This is the 13th of several connected topics organized around chapters in Regression Modeling Strategies. The purposes of these topics are to introduce key concepts in the chapter and to provide a place for questions, answers, and discussion around the chapter’s topics.

I have several questions regarding the concordance statistic, in the setting of a multivariable proportional odds logistic model and specifically how it is calculated by lrm(), calibrate() from the rms package. This question may be generalised to: “Which of the discrimination indexes returned by lrm() apply to the whole model, and which are specific to each outcome level?”

Regarding the c-statistic [(Sommers’ D + 1)/2], I imagine it is some generalisation of the proportion of all pairs of patients in which Yj >= Yi when betaXj >= betaXi, but how is the intercept included? Does the C-statistic vary for different levels of the outcome or is there one global C-statistic given for the entire proportional odds model, and if so, is there even any interpretation or value for a outcome level specific C-statistic?

Good question. D_{xy} and c are whole-Y measures of pure predictive discrimination. They are based on all possible pairs of observations with different Y values. Since in the PO model the intercepts apply equally to all X, the full linear predictor and linear predictor ignoring the intercepts have a 1-1 relationship to each other so you can ignore the intercepts.

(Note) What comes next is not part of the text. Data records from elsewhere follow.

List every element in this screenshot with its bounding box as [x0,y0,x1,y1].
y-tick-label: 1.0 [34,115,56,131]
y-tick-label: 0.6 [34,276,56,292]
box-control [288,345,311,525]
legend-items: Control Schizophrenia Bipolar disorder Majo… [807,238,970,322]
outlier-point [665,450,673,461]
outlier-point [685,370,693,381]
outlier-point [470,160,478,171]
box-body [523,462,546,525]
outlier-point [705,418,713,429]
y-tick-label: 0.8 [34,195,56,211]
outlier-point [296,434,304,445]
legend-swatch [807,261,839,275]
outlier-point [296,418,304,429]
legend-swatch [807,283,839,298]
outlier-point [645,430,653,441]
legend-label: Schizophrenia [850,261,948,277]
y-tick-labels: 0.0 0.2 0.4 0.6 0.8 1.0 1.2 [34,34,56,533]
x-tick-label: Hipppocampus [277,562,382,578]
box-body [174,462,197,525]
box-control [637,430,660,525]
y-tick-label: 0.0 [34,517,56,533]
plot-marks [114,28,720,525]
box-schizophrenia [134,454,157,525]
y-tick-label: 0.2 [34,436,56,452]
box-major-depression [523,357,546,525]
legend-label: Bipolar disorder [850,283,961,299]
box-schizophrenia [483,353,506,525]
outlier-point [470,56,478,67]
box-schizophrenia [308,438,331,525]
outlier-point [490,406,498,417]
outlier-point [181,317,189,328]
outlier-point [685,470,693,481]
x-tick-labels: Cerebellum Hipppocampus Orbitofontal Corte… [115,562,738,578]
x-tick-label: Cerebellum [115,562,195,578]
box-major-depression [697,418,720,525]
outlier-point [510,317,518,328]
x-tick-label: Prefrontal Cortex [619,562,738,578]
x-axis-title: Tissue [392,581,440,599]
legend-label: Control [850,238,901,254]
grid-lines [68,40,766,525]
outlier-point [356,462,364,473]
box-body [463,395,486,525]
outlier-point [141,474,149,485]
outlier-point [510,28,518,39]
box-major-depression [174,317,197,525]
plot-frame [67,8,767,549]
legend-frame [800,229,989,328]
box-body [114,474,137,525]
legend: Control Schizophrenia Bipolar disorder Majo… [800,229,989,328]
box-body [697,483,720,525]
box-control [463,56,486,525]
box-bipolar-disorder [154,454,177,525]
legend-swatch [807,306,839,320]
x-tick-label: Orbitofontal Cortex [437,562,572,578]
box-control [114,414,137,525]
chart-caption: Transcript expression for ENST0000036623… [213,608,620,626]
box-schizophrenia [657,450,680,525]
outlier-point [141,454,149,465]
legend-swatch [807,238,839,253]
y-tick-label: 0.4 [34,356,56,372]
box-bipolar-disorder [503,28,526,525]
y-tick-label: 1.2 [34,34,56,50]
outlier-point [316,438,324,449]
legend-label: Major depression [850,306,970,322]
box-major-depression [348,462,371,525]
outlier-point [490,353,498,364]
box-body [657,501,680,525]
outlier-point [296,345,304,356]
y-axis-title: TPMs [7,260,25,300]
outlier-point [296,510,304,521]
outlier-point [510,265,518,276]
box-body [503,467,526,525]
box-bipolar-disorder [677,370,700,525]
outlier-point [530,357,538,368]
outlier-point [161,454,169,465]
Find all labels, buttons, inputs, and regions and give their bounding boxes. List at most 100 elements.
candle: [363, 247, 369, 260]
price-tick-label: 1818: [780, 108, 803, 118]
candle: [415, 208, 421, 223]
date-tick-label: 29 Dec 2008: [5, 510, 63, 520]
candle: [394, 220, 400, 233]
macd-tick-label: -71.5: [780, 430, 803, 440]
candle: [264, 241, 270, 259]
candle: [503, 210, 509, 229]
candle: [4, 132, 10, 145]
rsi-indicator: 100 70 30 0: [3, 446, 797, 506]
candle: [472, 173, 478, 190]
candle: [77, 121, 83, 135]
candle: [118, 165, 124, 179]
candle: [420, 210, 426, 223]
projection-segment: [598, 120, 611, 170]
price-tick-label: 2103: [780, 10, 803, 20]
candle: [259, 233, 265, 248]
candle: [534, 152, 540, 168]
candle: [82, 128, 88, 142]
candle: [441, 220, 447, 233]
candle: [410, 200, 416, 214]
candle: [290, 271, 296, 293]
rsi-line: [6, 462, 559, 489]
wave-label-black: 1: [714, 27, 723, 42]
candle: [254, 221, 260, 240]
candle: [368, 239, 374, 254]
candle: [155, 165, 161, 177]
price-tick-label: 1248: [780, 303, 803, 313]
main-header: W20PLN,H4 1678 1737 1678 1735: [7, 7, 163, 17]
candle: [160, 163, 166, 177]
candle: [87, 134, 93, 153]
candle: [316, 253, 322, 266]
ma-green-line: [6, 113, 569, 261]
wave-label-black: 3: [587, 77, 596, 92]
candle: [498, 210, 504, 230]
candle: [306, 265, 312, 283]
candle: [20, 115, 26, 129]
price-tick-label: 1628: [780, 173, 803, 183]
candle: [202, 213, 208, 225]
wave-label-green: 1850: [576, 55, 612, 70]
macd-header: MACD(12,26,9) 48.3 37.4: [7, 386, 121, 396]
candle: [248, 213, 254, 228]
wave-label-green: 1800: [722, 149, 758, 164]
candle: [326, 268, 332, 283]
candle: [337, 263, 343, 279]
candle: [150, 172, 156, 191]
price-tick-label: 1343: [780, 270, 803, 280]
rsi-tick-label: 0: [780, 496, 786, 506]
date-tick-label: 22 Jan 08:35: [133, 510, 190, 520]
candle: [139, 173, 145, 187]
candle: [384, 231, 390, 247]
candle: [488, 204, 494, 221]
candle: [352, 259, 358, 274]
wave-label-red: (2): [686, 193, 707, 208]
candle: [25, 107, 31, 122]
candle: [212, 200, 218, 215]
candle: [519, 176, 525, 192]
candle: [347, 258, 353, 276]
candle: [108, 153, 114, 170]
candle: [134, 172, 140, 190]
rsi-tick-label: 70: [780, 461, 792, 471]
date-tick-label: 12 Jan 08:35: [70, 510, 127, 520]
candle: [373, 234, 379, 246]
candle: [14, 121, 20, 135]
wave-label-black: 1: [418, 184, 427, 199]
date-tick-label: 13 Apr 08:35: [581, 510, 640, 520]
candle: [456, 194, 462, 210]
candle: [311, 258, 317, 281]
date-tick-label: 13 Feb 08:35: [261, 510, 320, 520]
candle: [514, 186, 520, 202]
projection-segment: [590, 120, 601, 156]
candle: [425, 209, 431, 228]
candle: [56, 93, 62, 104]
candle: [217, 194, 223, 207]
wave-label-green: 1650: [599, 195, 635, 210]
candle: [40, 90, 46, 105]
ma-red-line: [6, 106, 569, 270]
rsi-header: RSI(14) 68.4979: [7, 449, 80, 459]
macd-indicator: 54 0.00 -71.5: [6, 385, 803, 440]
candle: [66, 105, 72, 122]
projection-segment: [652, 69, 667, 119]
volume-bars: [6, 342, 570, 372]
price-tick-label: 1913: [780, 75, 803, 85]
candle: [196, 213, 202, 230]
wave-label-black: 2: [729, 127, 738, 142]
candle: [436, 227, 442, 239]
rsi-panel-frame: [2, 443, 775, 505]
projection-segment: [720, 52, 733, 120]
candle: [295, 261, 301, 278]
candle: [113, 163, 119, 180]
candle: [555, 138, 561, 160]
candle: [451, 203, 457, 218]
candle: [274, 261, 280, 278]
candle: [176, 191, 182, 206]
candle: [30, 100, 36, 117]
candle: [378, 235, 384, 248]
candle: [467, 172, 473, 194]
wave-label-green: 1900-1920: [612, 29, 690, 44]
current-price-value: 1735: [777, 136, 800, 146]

I assume this would also apply to the optimism-corrected calibration slope too, but not the optimism corrected intercept, Emax nor Brier’s score - is this correct?

The majority of my audience (clinicians) have difficulty understanding the output of the proportional odds model. Is there any reason why I shouldn’t convert the parameter point estimates and intervals from OR into the actual outcome (in my case KOOS scores) and only present those data?

No reason not to, you just have several choices. Ordinal regression starts with estimation of exceedance probabilities. These lead to estimating the whole distribution of Y | X. For a truly continuous Y you can summarize the whole distribution with the predicted median if you must. For continuous or discrete Y that is approximately interval-scaled you can predict the mean. These are obtained by the Quantile and Mean functions applied to an ordinal regression fit object in the rms package.

to identify patients who would most benefit from a medication review by a pharmacist before discharge we reviewed 939 discharge letters ( of different patients) for drug related problems. Since not all errors are equally important we used an ordinal scale with 5 levels , level 5 being worst. I have 2 continues independent variables ( modeled with RCS, k=4) and 4 categorical independent variables.

is it reasonable to combine levels of Y of in certain levels there were too few observations? 399 patients had no errors, level 1 = 11 patients , level 2= 255, level 3=166, level 4= 103, level 5= 5

I used RMS, and I know how to get the predicted probabilities for a new patient , but I want to extract the formula, because I want to use it in a clinical software ,to get predictions and decide which patiens discharge letter to review. ( for example those with probability above 0.5 to be in the highest two Y levels). is there a code to do that? I can do it by myself but the RCS part is a little bit complicated

You said ‘dependent variable’ in two spots where I assume you meant ‘independent variable’.

If you are willing to make the proportional odds assumption then it is not a good idea to combine categories unless you have evidence that the categories being combined are equivalent.

You can easily get the predicted probabilities you want. For the case of \Pr(Y \geq 4) you need to use just the second-to-last intercept. You can get an algebraic form of the fitted model using the latex function (which works when using R markdown or when directly making a \LaTeX report. To get the form of just the linear predictor part of the fitted model you can use Function(fit object) on any system. The generated R code will use just one intercept (I forget whether it’s the first or the middle one) and you can insert whichever intercept you want.